原帖由 晕菜 于 2014-4-27 10:12 发表
还府兵制呢,边境军队职业化很早就出现了
这又牵涉到唐朝弱小的另一个因素,即重胡轻汉,本末倒置,最终两头全失。唐朝对外作战,主要靠着征发北方胡族,这些人确实不是府兵,也是唐军能够扩疆的支柱力量。
对于唐朝而言,裹挟大量异族士兵加入自己的阵营,与汉军混编做战,在短期内获得了颇佳的效果。然而想要让远比自身更加精锐的部队为己所用,无疑不是一件易事,唐廷之所以能在630年之后的几十年中实现这一点,主要靠着两种手段,第一个手段,便是大力推行“重胡轻汉”的基本国策,对异族进行笼络。草原诸部在相互吞并时,战败者地位必然陡降,甚至举族沦为奴隶,然而当诸部族向唐朝称藩之后,却一切均与之前无异。各部酋长虽然领有唐朝的刺史、都督之类称号,却不过是些表面文章,唐廷并不对其统治进行任何干涉,辖区内的事务照样由部族首领一言而决,可以说是完全的自治 (这也给诸部族恢复实力,最终发起反唐暴动提供了条件)。此外,唐廷还对胡族显贵们倾心厚待,降酋一概授予官爵(品阶也普遍高于同等条件的汉官),并在京城赐以豪宅,还提供丰厚的俸禄和赏赐,其女眷则赐以公主、郡主、县主等尊号。在贞观时期,仅突厥部的胡酋就占到了朝臣总数的一半,若再算上其它胡族,胡官的比例竟然超过了汉官,大唐高层对胡人何等偏袒亲近,由此便可见一斑。
对于底层的部民,唐廷同样施以难以想象的仁政。在草原上,战败的部族往往要承担沉重的经济负担,然而众部族在降唐后,却并未承受任何战败者应付的后果,尤其是那些非统治族的部民,原本还要向东突厥、薛延陀等强大部族缴纳巨量的牛羊物资,此时却无须上缴任何赋税,生活水平比降唐前反倒大幅提升。此时唐朝麾下的汉族百姓所承受的赋税徭役十分沉重,既要承担大量的租、庸、调,又需要缴纳羊马口赋,生活之凄苦远远甚于那些投降的胡人,一些地区的百姓甚至活不下去,卖田卖地,卖儿卖女仍然无法缴纳苛重的赋税。在名义上,唐朝向北方大幅开疆扩土,一时风光无限,然而在这些军事胜利之后,中原百姓们却未能得到丝毫好处,负担反倒大大增加,做为战败者的胡酋们非但没有付出任何代价,反倒还能高高在上,尽情享受汉民们的供养。如此破天荒的优待令很多胡人真心归附,甚至对唐朝这个以鲜卑胡族为统治高层的政权产生了归属感,尤其是一众胡酋,在长安城享尽尊荣,生活水准远远高于在草原之时,这也正是不少胡兵胡将甘愿为唐廷东征西讨的原因之一。
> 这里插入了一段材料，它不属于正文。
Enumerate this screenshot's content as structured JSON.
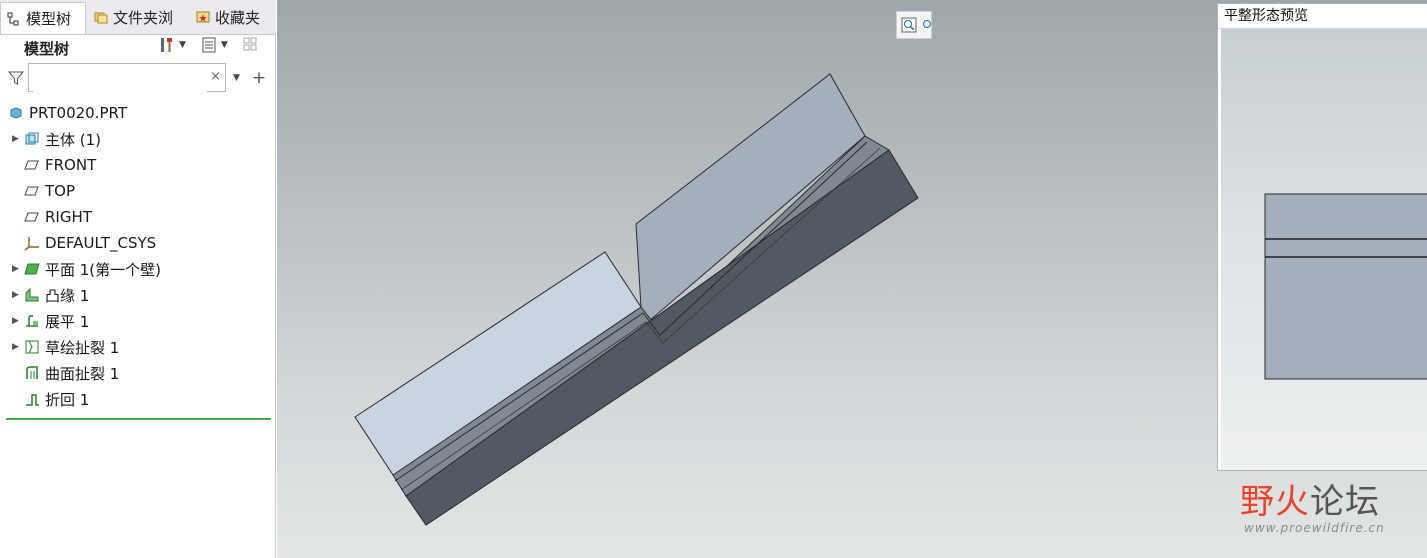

简而言之,唐廷的政策,就是靠着高官仁政来收买胡人,从而换取一支精锐部队为自己效力。这种手段确实在一定程度上拉拢了一些胡酋胡部,成功地令其为自己所用,可这些收获却被建立在严重牺牲汉族百姓利益的基础之上,也给唐帝国埋下了巨大的隐患——非但令广大汉人心中不忿,对国家和大唐中枢心怀怨怼,忠诚度普遍匮乏(这也正是唐朝汉军战斗力较弱,在胡人反叛后无力应对,以及唐朝将领频繁叛乱的原因所在);更给众胡族提供了发展壮大的平台,为其在恢复元气之后反攻倒算,轮番蹂躏大唐这个昔日的宗主国埋下了祸根。
如唐朝这样将胡族当成自己人,朝中胡官多于汉官,而将汉人放在第二位的统一政权,在中国历史上,也就只有元朝和清朝了。究其根源,还是因为大唐高层基本由鲜卑贵族所充斥,虽然其治下百姓多为汉人,但统治高层却多以胡人自居,因此天然亲近胡人,对各异族毫无戒心,任由其发展坐大,最终让华夏大地沦入了“五代十国”这个胡人横行,乌烟瘴气,汉民们凄惨不堪的大乱局。